Having a strong password associated with your QuickBooks file is important for two reasons:
1. It will help keep external hackers from accessing your financial information.
2. It will keep internal staff members from accessing information.
It’s easy to get your head around number 1 but what about number 2? Yes, there are those rare times when an employee may not be as trustworthy as you had hoped. And he or she may be able to view or even manipulate data in QuickBooks, simply because of a weak password or because it was shared. There also may be data you don’t want certain staff members to see.
Layers of Security
Besides just requiring a password to get into QuickBooks, Intuit has extra layers of security for users. One layer requires a person attempting access to QuickBooks to verify that he or she is authorized to use the file. Another has to do with credit card information. If a user stores customer credit card data in QuickBooks, or has the “credit card protection” feature turned on, a password must be created to get into the software.
The final layer is for the administrator of the account. QuickBooks will notify the admin if other users haven’t set up a password. The admin will have the ability to recommend other users create a password or the admin can assign a password to a user.
Here are other security tips to ensure data safety:
- All users should have a password for their QuickBooks desktop file.
- Users should choose a strong user name and password. Use unique combinations of letters, numbers and characters (such as $ and %) in a password — not basic words that can easily be found online or in the dictionary.
- Users should protect all personal information. Don’t share a user name and password with others or let colleagues sign in with your information. Make sure to use different passwords for each account.

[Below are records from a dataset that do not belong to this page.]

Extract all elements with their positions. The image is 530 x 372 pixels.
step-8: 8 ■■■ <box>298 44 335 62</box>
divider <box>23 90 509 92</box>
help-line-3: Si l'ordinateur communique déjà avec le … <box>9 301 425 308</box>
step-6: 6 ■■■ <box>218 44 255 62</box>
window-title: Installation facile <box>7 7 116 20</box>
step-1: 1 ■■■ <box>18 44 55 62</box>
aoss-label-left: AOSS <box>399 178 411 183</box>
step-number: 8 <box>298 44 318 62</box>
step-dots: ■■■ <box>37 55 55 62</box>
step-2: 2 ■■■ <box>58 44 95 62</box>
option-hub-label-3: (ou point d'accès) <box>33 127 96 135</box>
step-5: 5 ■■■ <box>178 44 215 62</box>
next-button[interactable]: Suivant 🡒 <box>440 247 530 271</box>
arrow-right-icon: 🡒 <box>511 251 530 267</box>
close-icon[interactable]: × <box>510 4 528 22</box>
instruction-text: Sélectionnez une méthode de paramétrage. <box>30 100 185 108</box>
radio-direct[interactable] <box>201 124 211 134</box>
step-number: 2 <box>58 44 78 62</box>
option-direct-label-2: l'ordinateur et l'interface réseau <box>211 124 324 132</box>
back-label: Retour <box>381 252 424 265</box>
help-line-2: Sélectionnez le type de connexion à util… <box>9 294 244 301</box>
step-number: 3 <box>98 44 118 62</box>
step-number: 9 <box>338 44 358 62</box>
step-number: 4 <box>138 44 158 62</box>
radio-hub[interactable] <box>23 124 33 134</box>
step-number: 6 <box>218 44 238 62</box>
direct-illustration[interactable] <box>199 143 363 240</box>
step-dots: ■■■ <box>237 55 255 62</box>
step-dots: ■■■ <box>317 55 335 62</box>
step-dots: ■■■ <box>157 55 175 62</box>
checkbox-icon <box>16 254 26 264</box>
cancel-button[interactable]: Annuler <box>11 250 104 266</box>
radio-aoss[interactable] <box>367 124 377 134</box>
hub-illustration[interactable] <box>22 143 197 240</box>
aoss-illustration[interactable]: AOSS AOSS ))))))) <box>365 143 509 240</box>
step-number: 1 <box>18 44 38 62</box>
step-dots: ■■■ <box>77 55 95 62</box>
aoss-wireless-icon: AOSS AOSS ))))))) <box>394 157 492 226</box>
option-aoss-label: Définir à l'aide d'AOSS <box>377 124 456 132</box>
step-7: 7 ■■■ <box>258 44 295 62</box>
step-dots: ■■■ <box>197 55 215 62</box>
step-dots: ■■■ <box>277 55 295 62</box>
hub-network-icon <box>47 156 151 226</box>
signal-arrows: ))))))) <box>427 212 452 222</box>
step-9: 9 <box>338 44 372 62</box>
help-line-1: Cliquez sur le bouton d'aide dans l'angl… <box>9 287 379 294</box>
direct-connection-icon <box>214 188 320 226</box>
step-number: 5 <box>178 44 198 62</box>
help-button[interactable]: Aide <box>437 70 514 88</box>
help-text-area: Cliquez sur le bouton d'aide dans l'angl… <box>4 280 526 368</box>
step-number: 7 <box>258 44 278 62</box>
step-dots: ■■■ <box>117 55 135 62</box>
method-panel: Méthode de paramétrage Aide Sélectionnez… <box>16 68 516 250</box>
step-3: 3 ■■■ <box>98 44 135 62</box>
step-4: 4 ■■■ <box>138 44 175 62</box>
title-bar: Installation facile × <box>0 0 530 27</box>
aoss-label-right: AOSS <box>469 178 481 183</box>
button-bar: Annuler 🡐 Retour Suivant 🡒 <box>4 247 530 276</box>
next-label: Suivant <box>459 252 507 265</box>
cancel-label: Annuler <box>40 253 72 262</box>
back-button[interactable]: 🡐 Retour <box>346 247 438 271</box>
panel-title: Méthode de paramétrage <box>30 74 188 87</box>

- Users should be using the latest version of QuickBooks or on versions released within two years back. Those versions have the most up-to-date security features.
- What if a user needs to share a QuickBooks file? It’s recommended he or she use a secure method such as the Accountant’s Copy File Transfer (ACFT) service, when sharing QuickBooks files.
So, yes, passwords can be a pain to come up with and update. But the real problems will begin if your data is hacked or money is stolen from your business. So, keep things easy. Make your passwords difficult.